Friday, April 22, 2011

Links: Mr. Smith Goes to Washington


Otis Ferguson, one of America's first great film critics, was not a fan of Mr. Smith Goes to Washington on its release back in 1939, accusing director Frank Capra in The New Republic of putting ideas before people, and of having crowd-pleasing ideas among them:

"Frank Capra’s “Mr. Smith Goes to Washington” is going to be the big movie explosion of the year, and reviewers are going to think twice and think sourly before they’ll want to put it down for the clumsy and irritating thing it is. It is a mixture of tough, factual patter about congressional cloakrooms and pressure groups, and a na├»ve but shameless hooraw for the American relic—Parson Weems at a flag-raising."


Frank S. Nugent, no slouch of a critic himself (and the screenwriter of Classics The Searchers and The Quiet Man, among other films), disagreed in the New York Times, noting that Capra succeeds not just in walking the line between comedy and drama, but between condemnation and celebration of the American government:

"For Mr. Capra is a believer in democracy as well as a stout-hearted humorist. Although he is subjecting the Capitol's bill-collectors to a deal of quizzing and to a scrutiny which is not always tender, he still regards them with affection and hope as the implements, however imperfect they may be, of our kind of government. Most directors would not have attempted to express that faith otherwise than in terms of drama or melodrama. Capra, like the juggler who performed at the Virgin's shrine, has had to employ the only medium he knows. And his comedy has become, in consequence, not merely a brilliant jest, but a stirring and even inspiring testament to liberty and freedom, to simplicity and honesty and to the innate dignity of just the average man."

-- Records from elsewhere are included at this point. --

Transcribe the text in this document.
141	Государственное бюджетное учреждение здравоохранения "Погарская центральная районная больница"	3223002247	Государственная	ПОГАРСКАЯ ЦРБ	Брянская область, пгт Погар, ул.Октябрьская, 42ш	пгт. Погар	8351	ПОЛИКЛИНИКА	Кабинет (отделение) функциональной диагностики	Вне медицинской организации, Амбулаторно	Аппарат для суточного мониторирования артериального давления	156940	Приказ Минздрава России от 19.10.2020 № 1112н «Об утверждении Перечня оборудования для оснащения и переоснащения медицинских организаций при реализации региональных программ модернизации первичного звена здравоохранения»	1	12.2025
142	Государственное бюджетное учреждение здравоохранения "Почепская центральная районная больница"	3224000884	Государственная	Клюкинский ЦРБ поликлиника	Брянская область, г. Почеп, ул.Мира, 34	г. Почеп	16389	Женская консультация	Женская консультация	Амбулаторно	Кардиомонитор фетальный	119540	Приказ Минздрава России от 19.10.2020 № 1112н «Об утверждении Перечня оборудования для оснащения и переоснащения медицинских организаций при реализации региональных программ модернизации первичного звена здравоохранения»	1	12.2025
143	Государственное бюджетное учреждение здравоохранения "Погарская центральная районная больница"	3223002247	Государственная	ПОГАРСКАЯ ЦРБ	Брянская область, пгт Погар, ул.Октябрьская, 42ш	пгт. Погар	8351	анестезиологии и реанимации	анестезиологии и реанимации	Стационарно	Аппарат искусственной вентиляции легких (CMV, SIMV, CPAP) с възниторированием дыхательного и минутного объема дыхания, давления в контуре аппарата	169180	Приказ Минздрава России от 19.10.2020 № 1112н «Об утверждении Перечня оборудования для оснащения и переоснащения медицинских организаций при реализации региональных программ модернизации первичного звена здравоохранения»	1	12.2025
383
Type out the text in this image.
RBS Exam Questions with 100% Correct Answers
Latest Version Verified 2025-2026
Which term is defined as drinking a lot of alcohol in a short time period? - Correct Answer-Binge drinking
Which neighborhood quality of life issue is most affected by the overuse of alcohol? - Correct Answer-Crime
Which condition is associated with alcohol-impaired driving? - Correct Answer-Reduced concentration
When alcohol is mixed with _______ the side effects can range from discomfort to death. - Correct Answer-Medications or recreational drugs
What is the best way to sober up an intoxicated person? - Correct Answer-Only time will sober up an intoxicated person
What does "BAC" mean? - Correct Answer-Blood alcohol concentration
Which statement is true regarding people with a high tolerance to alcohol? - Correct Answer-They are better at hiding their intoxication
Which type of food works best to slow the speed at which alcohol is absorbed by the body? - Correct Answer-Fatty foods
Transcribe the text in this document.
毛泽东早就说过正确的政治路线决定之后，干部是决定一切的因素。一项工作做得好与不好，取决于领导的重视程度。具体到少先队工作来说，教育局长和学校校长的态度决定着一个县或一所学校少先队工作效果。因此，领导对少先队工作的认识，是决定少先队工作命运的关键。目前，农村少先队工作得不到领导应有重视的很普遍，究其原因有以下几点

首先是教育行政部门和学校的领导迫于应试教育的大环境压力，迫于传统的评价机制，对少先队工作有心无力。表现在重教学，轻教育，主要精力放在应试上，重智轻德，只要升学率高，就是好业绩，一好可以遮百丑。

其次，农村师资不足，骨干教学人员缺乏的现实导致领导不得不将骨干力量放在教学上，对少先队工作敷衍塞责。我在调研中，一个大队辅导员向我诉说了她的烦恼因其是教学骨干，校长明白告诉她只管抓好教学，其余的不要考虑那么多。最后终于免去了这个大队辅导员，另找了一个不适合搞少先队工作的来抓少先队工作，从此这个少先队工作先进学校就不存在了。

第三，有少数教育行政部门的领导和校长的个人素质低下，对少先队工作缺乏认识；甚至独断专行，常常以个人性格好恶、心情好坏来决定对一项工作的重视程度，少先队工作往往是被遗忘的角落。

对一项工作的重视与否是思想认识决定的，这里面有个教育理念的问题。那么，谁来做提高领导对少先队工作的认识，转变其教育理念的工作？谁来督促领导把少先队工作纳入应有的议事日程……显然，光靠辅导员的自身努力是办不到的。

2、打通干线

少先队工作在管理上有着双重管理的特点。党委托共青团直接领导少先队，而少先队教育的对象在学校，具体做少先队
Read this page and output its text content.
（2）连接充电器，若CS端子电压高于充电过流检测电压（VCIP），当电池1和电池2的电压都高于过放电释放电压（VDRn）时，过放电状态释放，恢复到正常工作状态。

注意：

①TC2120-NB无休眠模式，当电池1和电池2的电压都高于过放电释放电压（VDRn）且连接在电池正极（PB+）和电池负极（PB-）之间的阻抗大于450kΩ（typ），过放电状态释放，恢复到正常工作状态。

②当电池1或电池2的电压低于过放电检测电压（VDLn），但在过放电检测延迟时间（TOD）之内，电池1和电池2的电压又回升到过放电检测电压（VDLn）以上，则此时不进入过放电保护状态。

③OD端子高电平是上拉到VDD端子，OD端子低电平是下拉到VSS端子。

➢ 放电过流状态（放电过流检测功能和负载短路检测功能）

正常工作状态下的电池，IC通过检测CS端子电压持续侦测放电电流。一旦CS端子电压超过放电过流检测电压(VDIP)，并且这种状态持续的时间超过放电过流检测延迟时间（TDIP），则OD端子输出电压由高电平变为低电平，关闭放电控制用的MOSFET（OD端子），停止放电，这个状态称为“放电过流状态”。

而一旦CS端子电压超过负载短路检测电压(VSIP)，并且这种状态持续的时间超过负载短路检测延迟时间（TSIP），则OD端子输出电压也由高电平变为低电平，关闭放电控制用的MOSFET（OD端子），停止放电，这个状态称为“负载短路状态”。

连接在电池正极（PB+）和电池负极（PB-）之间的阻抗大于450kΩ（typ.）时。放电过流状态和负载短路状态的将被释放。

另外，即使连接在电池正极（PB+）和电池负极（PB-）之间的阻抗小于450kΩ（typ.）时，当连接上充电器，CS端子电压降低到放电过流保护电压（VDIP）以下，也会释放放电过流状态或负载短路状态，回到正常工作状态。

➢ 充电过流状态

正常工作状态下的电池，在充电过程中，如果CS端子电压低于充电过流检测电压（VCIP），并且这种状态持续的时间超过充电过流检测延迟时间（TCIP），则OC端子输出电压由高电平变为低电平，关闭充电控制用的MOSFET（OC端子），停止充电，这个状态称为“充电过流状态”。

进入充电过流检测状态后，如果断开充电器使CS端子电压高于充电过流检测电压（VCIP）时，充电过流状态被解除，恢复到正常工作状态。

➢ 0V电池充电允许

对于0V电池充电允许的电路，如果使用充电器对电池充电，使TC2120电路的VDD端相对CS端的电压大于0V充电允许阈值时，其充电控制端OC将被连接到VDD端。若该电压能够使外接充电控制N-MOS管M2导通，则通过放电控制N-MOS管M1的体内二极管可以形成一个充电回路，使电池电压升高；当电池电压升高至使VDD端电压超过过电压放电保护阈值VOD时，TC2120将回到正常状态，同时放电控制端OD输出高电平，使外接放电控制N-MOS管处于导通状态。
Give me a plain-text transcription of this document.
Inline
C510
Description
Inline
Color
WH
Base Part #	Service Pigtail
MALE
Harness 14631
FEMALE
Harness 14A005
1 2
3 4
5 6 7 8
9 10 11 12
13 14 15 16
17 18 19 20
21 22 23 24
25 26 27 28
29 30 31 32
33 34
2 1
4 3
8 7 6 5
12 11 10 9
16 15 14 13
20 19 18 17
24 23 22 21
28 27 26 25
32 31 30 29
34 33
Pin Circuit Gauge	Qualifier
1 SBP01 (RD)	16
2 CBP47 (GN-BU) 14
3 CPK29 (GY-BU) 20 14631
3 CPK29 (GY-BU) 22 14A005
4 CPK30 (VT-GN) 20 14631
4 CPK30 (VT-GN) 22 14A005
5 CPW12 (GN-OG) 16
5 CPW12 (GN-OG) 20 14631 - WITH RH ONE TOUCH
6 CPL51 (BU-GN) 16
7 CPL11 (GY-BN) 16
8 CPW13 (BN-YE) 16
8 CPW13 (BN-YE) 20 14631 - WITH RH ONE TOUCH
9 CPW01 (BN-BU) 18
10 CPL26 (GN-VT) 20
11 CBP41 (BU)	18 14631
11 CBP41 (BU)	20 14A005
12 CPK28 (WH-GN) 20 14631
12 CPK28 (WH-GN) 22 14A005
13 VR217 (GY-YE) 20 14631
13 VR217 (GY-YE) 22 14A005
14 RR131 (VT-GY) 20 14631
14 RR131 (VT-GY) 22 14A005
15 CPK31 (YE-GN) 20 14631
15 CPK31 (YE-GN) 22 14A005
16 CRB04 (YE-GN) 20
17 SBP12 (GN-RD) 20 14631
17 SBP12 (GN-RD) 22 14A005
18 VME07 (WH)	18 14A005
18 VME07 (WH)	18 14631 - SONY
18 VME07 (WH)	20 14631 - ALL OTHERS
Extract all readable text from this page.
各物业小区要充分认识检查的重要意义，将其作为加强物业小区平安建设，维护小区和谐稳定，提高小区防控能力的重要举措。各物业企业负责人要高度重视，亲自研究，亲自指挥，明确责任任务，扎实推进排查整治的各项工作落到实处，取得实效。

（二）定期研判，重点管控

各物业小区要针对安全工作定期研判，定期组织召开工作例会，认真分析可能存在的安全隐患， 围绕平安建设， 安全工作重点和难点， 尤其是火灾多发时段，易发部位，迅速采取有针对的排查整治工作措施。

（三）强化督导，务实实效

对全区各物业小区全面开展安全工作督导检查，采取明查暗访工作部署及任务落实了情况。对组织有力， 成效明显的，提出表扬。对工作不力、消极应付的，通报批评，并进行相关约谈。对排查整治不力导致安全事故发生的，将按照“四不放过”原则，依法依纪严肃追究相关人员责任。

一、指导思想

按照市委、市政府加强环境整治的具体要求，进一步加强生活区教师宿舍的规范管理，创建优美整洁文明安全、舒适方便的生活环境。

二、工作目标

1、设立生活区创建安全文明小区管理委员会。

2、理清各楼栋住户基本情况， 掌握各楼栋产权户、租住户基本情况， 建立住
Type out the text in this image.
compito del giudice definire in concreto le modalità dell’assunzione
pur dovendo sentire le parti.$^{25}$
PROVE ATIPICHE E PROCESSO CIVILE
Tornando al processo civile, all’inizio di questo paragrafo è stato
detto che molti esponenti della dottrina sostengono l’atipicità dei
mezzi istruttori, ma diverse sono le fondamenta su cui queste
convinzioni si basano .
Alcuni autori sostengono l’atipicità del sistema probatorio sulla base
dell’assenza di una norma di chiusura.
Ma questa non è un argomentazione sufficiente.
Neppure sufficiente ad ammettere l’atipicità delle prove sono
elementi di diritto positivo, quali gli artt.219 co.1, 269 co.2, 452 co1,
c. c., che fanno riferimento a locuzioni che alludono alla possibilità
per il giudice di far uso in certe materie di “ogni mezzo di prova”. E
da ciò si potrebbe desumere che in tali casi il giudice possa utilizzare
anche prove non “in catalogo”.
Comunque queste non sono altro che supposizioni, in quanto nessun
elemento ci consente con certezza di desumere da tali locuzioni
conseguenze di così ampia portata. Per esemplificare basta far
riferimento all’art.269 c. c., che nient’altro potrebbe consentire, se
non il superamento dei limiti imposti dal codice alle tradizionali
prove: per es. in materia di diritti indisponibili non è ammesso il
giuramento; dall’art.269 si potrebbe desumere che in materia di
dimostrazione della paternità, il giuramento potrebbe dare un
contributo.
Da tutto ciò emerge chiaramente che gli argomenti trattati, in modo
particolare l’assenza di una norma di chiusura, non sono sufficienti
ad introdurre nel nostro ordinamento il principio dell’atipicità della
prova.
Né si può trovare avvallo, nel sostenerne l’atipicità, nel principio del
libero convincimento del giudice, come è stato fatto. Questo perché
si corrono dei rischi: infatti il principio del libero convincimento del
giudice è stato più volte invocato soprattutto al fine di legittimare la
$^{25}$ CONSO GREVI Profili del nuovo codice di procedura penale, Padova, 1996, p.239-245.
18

Some enterprising individual at the University of Virginia has collected a number of other contemporary reviews of Mr. Smith, highlighting the various contemporary reactions to the film.  Of particular interest, considering the film's rah-rah rep, are these reported in The Christian Science Monitor:

Senator Alban W. Barkely (D-Kentucky):  "He declared he spoke not only for himself but for the entire Senate in his condemnation. The picture, he declared, was a "grotesque distortion" of the way the Senate is run.... "As grotesque as anything I have ever seen! Imagine the Vice President of the United States winking at a pretty girl in the gallery in order to encourage a filibuster! Can you visualize Jack Garner winking up at Hedy Lamarr in order to egg her on?""

Senator James F. Byrnes (D-South Carolina): "outrageous . . . exactly the kind of picture that dictators of totalitarian governments would like to have their subjects believe exists in a democracy...."

And from The Hollywood Reporter in 1942 on Mr. Smith being the last American film to play in France before the Nazi Occupation cut off distribution:


"Similarly cheers and acclamation punctuated the famous speech of the young senator on man's rights and dignity. "It was," writes the Nachrichten's correspondent, "as though the joys, suffering, love and hatred, the hopes and wishes of an entire people who value freedom above everything, found expression for the last time . . ."

Amplifying on this defiance of Nazi oppression, the Army News Service sent me word that one theater in a French village in the Vosges Mountains played Mr. Smith continuously during the last thirty days before the ban."